Looping a storyboard

This is a very simple way to create a game loop.

  1. Create a storyboard either in the XAML or in your code behind file.
  2. Set the storyboards duration to the amount of time you want delayed between each action.
  3. Set the storyboard to repeat forever.
  4. Set up a Storyboard.Completed Event handler to fire a function every time your storyboard plays out: Storyboard.Completed += new EventHandler(Storyboard_Completed);
  5. Place your game logic inside the function called on completed.


This is a good way to ensure your game loop is called every possible chance it can as it matches your games frame rate.

  1. Add CompositionTarget.Rendering to your event handlers: CompositionTarget.Rendering += new EventHandler(CompositionTarget_Rendering);
  2. Place your game logic inside the function called

Dispatch Timer

This is good way to control your game loop repeating at a consistent rate.

  1. Add the new reference: using System.Windows.Threading;
  2. Declare Dispatch Timer as a member: DispatcherTimer timer = new DispatcherTimer();
  3. Set the interval value to control the time delay between each action: timer.Interval = TimeSpan.FromMilliseconds(25);
  4. Set up a Tick event handler on our DispatchTimer: timer.Tick += new EventHandler(timer_Tick);
  5. Place your game logic inside the function called on each Tick.
  6. Start the DispatchTimer: timer.Start();

The results

After trying all 3 methods on a Windows Phone, I found the DispatchTimer to be the best suited for my Windows Phone game.

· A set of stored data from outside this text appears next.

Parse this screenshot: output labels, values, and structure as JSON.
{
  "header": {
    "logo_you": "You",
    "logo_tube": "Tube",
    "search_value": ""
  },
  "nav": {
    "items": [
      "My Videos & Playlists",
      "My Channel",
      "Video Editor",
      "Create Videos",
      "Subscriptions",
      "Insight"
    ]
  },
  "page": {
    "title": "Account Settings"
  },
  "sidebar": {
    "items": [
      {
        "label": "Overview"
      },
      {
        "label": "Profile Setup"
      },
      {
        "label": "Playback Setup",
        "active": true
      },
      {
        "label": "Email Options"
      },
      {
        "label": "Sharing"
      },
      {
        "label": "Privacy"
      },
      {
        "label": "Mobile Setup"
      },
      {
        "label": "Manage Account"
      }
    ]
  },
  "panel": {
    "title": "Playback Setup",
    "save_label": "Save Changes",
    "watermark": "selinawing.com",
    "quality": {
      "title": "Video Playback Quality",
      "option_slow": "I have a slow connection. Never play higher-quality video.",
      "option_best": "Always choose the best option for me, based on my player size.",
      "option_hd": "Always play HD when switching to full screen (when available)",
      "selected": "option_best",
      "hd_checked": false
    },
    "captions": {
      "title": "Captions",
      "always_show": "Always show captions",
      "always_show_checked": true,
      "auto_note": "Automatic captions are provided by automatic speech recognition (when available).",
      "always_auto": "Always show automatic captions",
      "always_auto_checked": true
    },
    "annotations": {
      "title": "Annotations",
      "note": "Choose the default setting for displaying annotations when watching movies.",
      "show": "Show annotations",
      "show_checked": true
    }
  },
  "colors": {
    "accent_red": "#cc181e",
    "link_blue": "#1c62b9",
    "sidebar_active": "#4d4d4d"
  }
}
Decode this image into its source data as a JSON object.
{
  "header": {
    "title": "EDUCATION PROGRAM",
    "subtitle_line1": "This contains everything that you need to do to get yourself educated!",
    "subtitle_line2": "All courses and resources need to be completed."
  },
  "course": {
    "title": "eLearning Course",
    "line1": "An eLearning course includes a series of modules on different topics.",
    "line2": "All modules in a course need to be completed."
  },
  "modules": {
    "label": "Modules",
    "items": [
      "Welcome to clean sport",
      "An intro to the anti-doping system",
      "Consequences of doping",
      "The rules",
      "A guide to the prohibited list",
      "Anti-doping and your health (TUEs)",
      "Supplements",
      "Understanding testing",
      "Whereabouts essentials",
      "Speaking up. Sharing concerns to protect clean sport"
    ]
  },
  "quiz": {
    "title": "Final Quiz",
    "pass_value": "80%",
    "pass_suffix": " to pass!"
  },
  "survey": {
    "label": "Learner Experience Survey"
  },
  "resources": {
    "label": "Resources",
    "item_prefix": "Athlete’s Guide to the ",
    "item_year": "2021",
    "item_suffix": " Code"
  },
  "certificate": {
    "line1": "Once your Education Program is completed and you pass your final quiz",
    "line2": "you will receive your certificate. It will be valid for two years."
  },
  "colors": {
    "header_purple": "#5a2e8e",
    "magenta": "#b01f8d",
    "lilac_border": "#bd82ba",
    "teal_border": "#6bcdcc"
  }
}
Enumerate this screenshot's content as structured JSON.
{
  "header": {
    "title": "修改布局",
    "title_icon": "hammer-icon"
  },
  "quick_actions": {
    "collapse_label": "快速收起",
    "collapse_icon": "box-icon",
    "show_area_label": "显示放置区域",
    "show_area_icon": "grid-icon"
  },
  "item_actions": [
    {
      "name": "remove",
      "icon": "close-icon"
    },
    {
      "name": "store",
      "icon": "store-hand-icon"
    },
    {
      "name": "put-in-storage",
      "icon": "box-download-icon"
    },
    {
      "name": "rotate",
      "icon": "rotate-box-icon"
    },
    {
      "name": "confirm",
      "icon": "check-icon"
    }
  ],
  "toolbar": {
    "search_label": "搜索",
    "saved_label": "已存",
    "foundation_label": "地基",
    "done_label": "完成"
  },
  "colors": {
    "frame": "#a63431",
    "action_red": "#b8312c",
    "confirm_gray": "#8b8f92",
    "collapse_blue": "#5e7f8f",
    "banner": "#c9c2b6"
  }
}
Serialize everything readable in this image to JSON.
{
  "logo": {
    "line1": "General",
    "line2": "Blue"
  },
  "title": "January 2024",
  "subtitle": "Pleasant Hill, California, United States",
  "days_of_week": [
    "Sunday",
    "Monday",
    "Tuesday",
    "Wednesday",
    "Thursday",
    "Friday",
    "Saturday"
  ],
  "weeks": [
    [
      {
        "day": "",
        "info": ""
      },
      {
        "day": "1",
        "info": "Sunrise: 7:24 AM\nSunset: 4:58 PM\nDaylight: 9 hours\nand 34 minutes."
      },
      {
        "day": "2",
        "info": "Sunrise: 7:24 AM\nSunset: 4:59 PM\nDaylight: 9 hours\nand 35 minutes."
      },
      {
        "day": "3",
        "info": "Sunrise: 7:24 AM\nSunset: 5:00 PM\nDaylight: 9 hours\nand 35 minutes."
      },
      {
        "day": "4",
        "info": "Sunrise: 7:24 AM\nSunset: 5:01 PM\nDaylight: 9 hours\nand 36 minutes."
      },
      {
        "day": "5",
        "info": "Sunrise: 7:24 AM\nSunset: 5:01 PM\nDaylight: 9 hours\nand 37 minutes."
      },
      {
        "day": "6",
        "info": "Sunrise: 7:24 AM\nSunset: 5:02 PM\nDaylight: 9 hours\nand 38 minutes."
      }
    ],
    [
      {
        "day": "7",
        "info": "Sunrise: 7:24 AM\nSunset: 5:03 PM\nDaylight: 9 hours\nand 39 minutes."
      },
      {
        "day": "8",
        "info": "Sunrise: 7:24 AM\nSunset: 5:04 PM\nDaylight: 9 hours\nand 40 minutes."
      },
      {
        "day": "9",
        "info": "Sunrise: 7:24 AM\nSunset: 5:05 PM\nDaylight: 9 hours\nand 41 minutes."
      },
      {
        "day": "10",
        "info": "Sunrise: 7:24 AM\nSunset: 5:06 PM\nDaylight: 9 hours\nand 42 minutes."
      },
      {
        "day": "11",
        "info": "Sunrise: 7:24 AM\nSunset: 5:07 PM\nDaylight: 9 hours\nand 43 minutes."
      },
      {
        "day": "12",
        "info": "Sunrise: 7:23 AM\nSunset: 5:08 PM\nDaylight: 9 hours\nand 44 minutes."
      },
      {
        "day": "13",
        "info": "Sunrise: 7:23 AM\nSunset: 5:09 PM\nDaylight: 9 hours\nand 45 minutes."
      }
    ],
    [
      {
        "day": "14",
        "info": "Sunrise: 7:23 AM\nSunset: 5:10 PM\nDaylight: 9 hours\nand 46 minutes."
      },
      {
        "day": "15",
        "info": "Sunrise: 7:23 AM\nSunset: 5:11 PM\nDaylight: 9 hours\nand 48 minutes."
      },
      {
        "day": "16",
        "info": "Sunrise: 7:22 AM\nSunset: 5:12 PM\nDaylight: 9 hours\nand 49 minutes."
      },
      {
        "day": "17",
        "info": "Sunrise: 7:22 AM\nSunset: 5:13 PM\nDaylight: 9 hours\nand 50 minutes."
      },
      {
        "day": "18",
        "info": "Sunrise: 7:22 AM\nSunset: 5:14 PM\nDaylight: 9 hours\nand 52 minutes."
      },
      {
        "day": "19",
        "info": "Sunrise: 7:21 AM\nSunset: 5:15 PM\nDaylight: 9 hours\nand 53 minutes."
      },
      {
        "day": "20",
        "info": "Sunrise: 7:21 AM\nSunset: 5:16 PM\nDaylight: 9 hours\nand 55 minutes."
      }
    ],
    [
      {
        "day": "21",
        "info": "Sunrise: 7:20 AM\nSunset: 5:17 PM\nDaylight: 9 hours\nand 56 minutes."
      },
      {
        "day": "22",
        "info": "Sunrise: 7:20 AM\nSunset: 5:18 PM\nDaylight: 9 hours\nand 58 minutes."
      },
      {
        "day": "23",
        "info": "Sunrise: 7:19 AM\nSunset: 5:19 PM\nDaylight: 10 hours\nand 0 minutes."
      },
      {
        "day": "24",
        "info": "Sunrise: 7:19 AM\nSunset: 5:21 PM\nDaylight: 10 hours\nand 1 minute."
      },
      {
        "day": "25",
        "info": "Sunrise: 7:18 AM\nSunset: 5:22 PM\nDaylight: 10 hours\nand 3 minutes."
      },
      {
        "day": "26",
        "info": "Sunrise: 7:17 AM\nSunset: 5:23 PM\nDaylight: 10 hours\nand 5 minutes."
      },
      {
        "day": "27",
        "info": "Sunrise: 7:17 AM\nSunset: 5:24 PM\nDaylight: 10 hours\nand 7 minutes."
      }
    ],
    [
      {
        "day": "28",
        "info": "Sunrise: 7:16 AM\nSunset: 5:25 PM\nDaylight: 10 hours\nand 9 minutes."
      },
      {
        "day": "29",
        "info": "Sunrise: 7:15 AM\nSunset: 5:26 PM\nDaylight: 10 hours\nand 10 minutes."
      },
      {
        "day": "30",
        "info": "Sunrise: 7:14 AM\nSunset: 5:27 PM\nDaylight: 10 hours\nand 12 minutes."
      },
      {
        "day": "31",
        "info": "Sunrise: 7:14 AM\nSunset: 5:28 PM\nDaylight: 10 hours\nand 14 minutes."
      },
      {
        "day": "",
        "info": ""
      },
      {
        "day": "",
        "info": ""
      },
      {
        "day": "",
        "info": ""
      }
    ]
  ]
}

So while many people think Windows Phones are more suited for business users and the odd chore like comparing buildings insurance online, these results show that it’s more than suitable for gaming. I needed to get the fastest frame rate but also keep the movement in my game consistent. The dispatch timer achieved this very well.

I found using the looping storyboard approach gave me a low frame rate as it required communicating with the XAML each time, even if there were no visible parts moving.

I use the CompositionTarget.Rendering route often when creating games for the common desktop PC, this is due to it giving a very fast loop. However, when developing for the Windows Phone, we are using a much slower processor and can’t guarantee the frame rate will stay consistent. For Bitbreaker I required the ball to keep a consistent speed, using this approach would make the ball speed up and slow down when asking the game to perform different tasks of varying difficulty.